Since the issue was referred to the Security Council in the first week of March, the five permanent members have met time and again to reach an agreement on a British/French draft of a statement but they have failed so far.

Russia and China insist that the issue should be sorted out by the International Atomic Energy Agency and the Security Council’s involvement at this stage would not be prudent as it could politicize the issue more than it already has been.

On Wednesday Russian Foreign Minister Sergei Lavrov said in Beijing: “The draft includes points that effectively lay the groundwork for sanctions against Iran.”

“We will hardly be able to support this version of the draft,” he declared.

Mr Lavrov said the draft was ‘effectively aimed at removing the Iranian nuclear issue from the IAEA agenda and referring it to the UN Security Council.
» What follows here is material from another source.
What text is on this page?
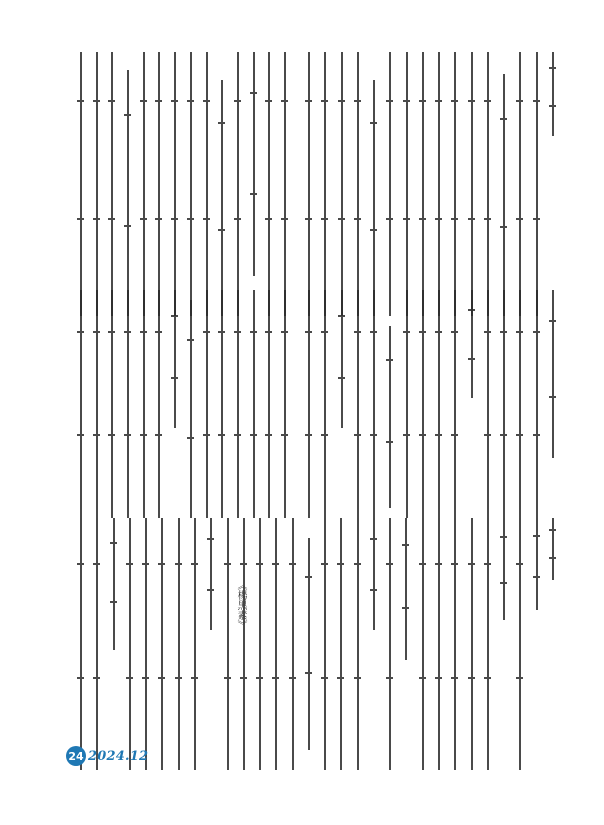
《楊黑素》
24 2024.12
It is wrong.’

Mr Lavrov said: “We (Russia and China) share a common view on most international issues ... to use multilateral co-operation to reach agreement all parties can accept.”

US Secretary of State Condoleezza Rice, in the Bahamas to meet Caribbean community foreign ministers, said she was confident an agreement would be reached on a plan for pressuring Iran into ending its enrichment activities that could produce fuel for a nuclear weapon.

“Sometimes diplomacy takes a little bit of time but we’re working very hard on it,” Ms Rice told journalists. “We will come up with a vehicle, I am quite certain of that.”

Also on Wednesday, the US ambassador to the IAEA, Gregory Schulte, told a press conference in Brussels: “Our goal is a diplomatic solution. We are looking to the Security Council to reinforce the work undertaken in Vienna to achieve a diplomatic solution.”